I came to Ocean Sciences half by choice and half by pure chance. I knew I would prefer to study environmental sciences and learn about nature, so one of the majors and universities I applied for was marine science at Ocean University of China (OUC). In my junior year at OUC, I was searching for meaning in what I studied. Growing up in southern China, my frequent experience of typhoons helped me to connect the Ocean and extreme weather systems. Also, the practical aspect of numerical modeling and forecasting appealed to me at that time.
Connecting what I do with meaningful societal needs helped me continue studying Ocean Sciences toward a career in Physical Oceanography. My curiosity about the novel aspect of hurricane-ocean surface wave interactions eventually led me to pursue a doctoral degree with Dr. Isaac Ginis and Dr. Tetsu Hara at the University of Rhode Island. After completing my doctoral research about the impacts of shoaling ocean surface waves on wind stress and storm surge, I realized that my interest in this research topic had not continued to grow, especially because the modelling limitations in my doctoral research could only be improved further by observations. Also, I started to wonder whether small-scale variability in air-sea fluxes affects the atmosphere on time scales longer than synoptic. So, I actively sought opportunities to work on a different research topic within air-sea interaction to expand my horizon during my postdoc.

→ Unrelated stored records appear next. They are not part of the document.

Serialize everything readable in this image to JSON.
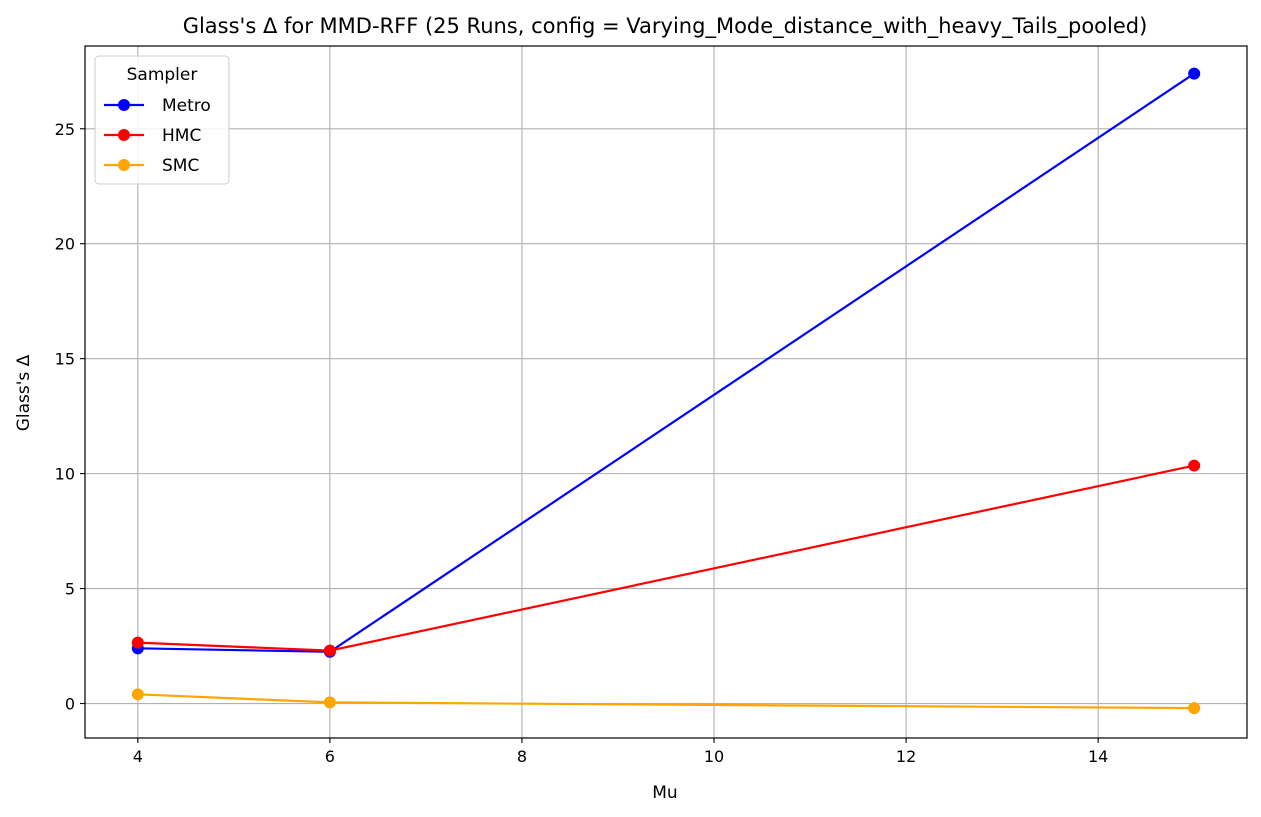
{
  "chart_data": {
    "type": "line",
    "title": "Glass's Δ for MMD-RFF (25 Runs, config = Varying_Mode_distance_with_heavy_Tails_pooled)",
    "xlabel": "Mu",
    "ylabel": "Glass's Δ",
    "x": [
      4,
      6,
      15
    ],
    "xlim": [
      3.45,
      15.55
    ],
    "ylim": [
      -1.5,
      28.6
    ],
    "xticks": [
      4,
      6,
      8,
      10,
      12,
      14
    ],
    "yticks": [
      0,
      5,
      10,
      15,
      20,
      25
    ],
    "grid": true,
    "legend": {
      "title": "Sampler",
      "placement": "upper-left"
    },
    "series": [
      {
        "name": "Metro",
        "color": "#0000ff",
        "values": [
          2.4,
          2.25,
          27.4
        ]
      },
      {
        "name": "HMC",
        "color": "#ff0000",
        "values": [
          2.65,
          2.3,
          10.35
        ]
      },
      {
        "name": "SMC",
        "color": "#ffa500",
        "values": [
          0.4,
          0.05,
          -0.2
        ]
      }
    ]
  }
}
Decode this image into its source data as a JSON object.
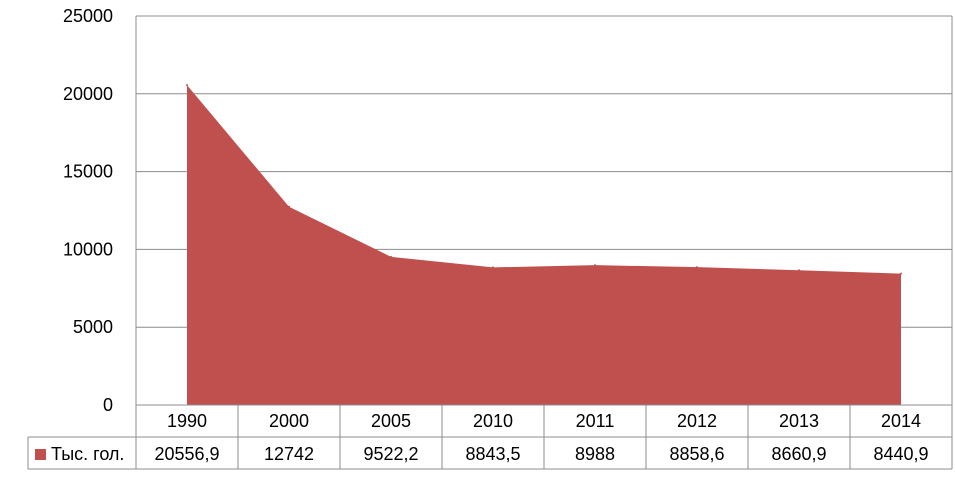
{
  "chart_data": {
    "type": "area",
    "title": "",
    "xlabel": "",
    "ylabel": "",
    "categories": [
      "1990",
      "2000",
      "2005",
      "2010",
      "2011",
      "2012",
      "2013",
      "2014"
    ],
    "series": [
      {
        "name": "Тыс. гол.",
        "values": [
          20556.9,
          12742,
          9522.2,
          8843.5,
          8988,
          8858.6,
          8660.9,
          8440.9
        ],
        "labels": [
          "20556,9",
          "12742",
          "9522,2",
          "8843,5",
          "8988",
          "8858,6",
          "8660,9",
          "8440,9"
        ],
        "color": "#C0504D"
      }
    ],
    "ylim": [
      0,
      25000
    ],
    "yticks": [
      "0",
      "5000",
      "10000",
      "15000",
      "20000",
      "25000"
    ],
    "grid": true,
    "legend": "data-table-left"
  }
}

This new curiosity and some luck led me to an observation-based postdoc project at CIRES, where I investigated the impacts of sea surface temperature (SST) spatial variability on shallow cumulus clouds over the Northwest Tropical Atlantic, working with scientists at NOAA Physical Sciences Laboratory. It was almost like a second doctoral project to me, but I was able to transfer what I learned in my graduate coursework and apply my numerical modeling skills to this project. Over the past 3-4 years, my research, combining in-situ observations, satellite observations, and idealized large-eddy simulations, shows that weak yet ubiquitous SST warm anomalies spanning 10-100 km in the Northwest Tropical Atlantic increase the daily trade cumulus cloudiness locally below 1 km by increasing the frequency of turbulence-driven cloud generation. Using a Lagrangian framework, I am currently searching for this potential downstream cloud response in satellite observations.
I think good researchers always stay in learning mode. Following the trend of applying Machine Learning and Artificial Intelligence in Geosciences, Iām now learning to use this powerful new tool to uncover more hidden rules of the coupled ocean-atmosphere system from different data sources for the benefit of society.